What Is Fleeing and Eluding
The offense of "Fleeing and Eluding" is defined by Section 316.1935, Florida Statutes. Under Florida law the prosecutions, the crime of Fleeing and Eluding consists of three primary elements:
The defendant was operating a vehicle upon a street or highway in Florida; A duly authorized law enforcement officer ordered the defendant to stop or remain stopped; and The defendant, knowing that he or she had been directed to stop by the police officer, (a) willfully refused or failed to stop the vehicle in compliance with the order, or (b) having stopped the vehicle, willfully fled in vehicle in an attempt to elude the officer.
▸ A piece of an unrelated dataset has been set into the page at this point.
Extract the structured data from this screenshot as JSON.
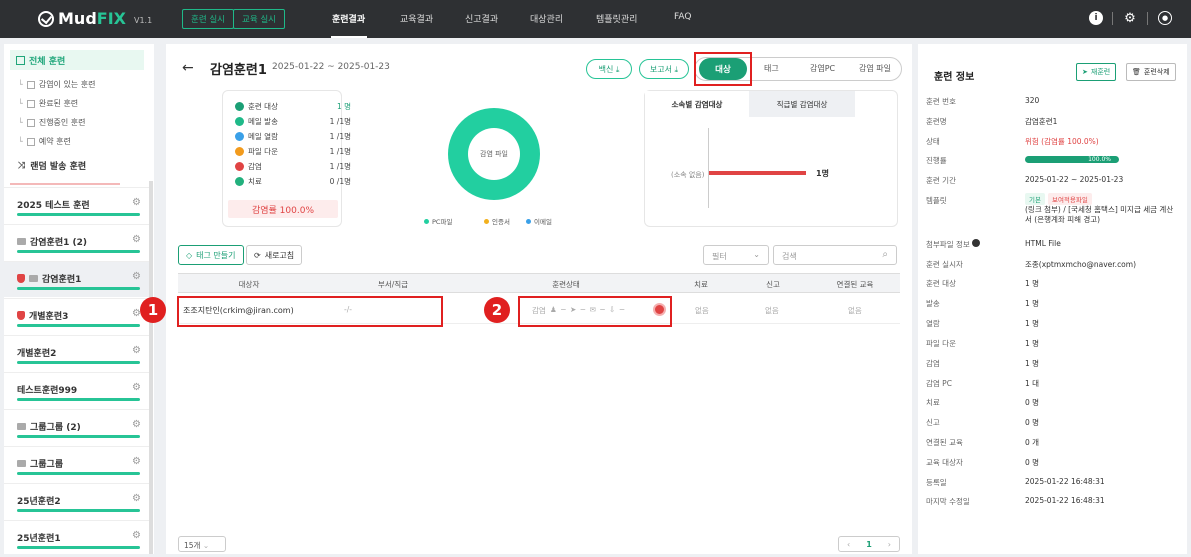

In addition to the above, there are three other commonly charged varieties of Fleeing and Eluding, as outlined in Section 316.1935 of the Florida Statutes. They are as follows:
- Fleeing and Eluding: Sirens and Lights Activated- Fleeing an Eluding in Florida may also be committed where the flight occurs in the context of a police officer activating his or her lights and sirens.
- Fleeing and Eluding: Sirens and Lights Activated with High Speed or Reckless Driving- The penalties available for Fleeing an Eluding will be enhanced where the defendant engages in a high speed chase or other forms of reckless driving.
- Fleeing and Eluding: Sirens and Lights Activated with High Speed or Reckless Driving Causing Serious Bodily Injury or Death- The penalties for Fleeing and Eluding a Police Officer will be further enhanced where the reckless driving or high speed chase causes death or serious bodily injury to another person.
Penalties for Daytona Beach Fleeing and Eluding
In Florida, the penalties for Fleeing and Eluding a Police Officer are severe. With no aggravating circumstances (reckless driving, a high speed chase, or bodily injury) Fleeing and Eluding is classified as a third degree felony, carrying a maximum penaltie of up to 5 years in prison or 5 years of probation, and a $5,000 fine. In addition, a conviction for fleeing and eluding will result in a mandatory driver’s license revocation, which may range from 1 to 5 years in duration.
Where the accused engages in a high speed chase or reckless driving endangering other persons or property, the offense is reclassified as a second degree felony, with penalties of up to 15 years in prison or 15 years of probation, and a $10,000 fine. If the conduct results in death or serious bodily injury, the offense is further upgraded to a first degree felony, with penalties of up to 30 years in prison or 30 years of probation with a three (3) year minimum mandatory prison sentence, and a $10,000 fine.